Many composites blend stiff materials, such as glass or carbon fibers, into a softer elastic polymer matrix to generate a material with better overall mechanical toughness. Boland et al. added graphene to a lightly cross-linked silicone polymer (also known as Silly Putty). The resulting composite has unusual mechanical properties, allowing the manufacture of strain sensors that can detect respiration and the footsteps of spiders.

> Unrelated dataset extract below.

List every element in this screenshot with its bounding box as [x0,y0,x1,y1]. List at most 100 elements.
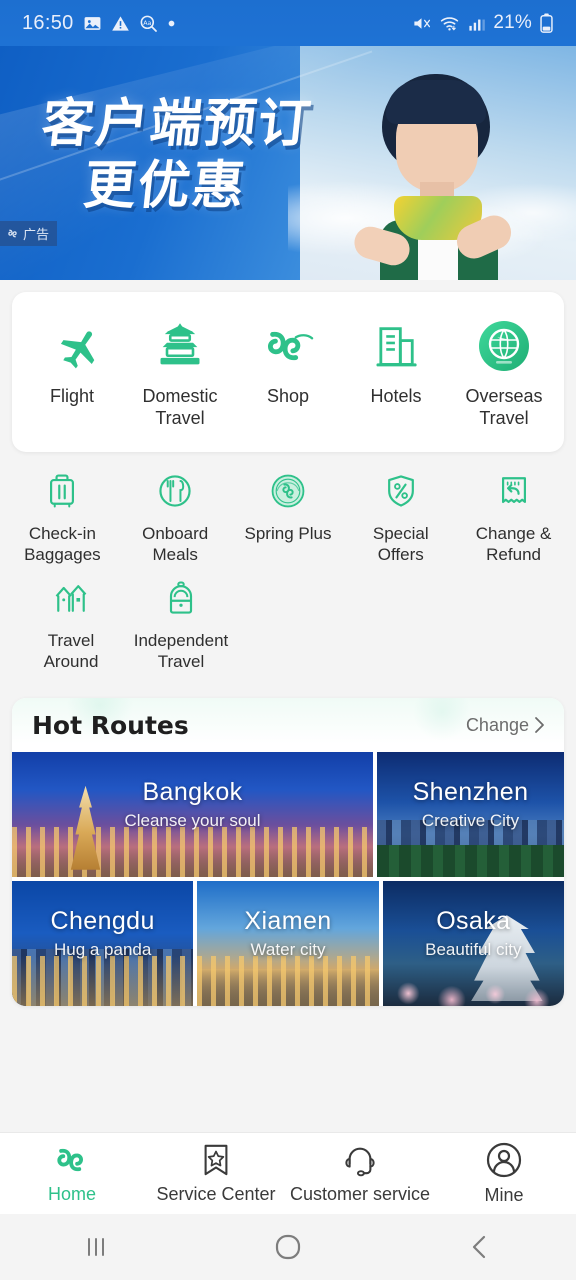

Science, this issue p. 1257

Abstract

Despite its widespread use in nanocomposites, the effect of embedding graphene in highly viscoelastic polymer matrices is not well understood. We added graphene to a lightly cross-linked polysilicone, often encountered as Silly Putty, changing its electromechanical properties substantially. The resulting nanocomposites display unusual electromechanical behavior, such as postdeformation temporal relaxation of electrical resistance and nonmonotonic changes in resistivity with strain. These phenomena are associated with the mobility of the nanosheets in the low-viscosity polymer matrix. By considering both the connectivity and mobility of the nanosheets, we developed a quantitative model that completely describes the electromechanical properties. These nanocomposites are sensitive electromechanical sensors with gauge factors >500 that can measure pulse, blood pressure, and even the impact associated with the footsteps of a small spider.